KAON2 supports answering conjunctive queries, albeit without true non-distinguished
variables [6]. This means that all variables in a query are bound to individuals explicitly
occurring in the knowledge base, even if they are not returned as part of the query answer.
The algorithms for answering queries with non-distinguished variables have been developed,
but have not been implemented yet.
Figure 57: Kaon2 architecture
Figure 57 describes the technical architecture of KAON2. The Ontology API provides
ontology manipulation services, such as adding and retrieving axioms. The API fully supports
OWL and the Semantic Web Rule Language (SWRL) at the syntactic level. Several similar
APIs already exist, such as the OWL API or Jena. Ontologies can be saved in files, using
either OWL RDF or OWL XML syntax.
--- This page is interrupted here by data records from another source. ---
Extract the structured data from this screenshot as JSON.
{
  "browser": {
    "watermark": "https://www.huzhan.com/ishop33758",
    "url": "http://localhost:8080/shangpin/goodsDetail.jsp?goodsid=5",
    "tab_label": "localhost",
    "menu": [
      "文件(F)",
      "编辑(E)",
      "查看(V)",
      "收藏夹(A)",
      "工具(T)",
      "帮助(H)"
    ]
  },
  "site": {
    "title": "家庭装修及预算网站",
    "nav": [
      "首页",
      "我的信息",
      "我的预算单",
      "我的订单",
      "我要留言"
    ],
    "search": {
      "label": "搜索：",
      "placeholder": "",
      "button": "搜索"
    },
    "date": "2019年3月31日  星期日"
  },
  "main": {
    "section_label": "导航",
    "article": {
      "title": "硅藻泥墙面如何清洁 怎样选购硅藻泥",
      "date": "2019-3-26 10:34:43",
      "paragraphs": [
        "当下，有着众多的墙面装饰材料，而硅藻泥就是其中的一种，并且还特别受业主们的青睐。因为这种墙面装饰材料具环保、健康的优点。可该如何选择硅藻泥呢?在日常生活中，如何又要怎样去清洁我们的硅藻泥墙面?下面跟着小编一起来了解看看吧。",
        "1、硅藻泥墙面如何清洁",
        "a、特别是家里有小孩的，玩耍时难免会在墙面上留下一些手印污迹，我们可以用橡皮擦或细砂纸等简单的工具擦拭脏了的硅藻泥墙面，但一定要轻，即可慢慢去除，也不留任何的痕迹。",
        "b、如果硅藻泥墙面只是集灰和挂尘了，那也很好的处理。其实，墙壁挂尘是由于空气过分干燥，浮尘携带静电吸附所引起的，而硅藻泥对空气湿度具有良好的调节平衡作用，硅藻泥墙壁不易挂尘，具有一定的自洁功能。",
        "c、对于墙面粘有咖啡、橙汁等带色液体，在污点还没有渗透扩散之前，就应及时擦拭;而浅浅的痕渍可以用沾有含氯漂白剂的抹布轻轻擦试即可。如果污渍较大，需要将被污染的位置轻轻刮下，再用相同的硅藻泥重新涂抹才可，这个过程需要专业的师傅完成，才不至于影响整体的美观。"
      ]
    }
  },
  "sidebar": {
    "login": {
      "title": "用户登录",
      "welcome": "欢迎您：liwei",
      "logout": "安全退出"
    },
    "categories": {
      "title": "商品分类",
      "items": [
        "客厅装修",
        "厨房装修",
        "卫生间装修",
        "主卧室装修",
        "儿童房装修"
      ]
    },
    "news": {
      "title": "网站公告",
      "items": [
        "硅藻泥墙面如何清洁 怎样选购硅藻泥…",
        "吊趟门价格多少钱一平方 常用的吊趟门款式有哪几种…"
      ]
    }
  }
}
Alternatively, ABox assertions can be stored in a
relational database (RDBMS): by mapping ontology entities to database tables, KAON2 will
query the database on the fly during reasoning.
The Reasoning API allows one to invoke various reasoning tasks, and to retrieve their results.
All APIs can be invoked either locally, using KAON2 as a dynamic library, or remotely, for
example, through the DL Implementors Group (DIG) interface.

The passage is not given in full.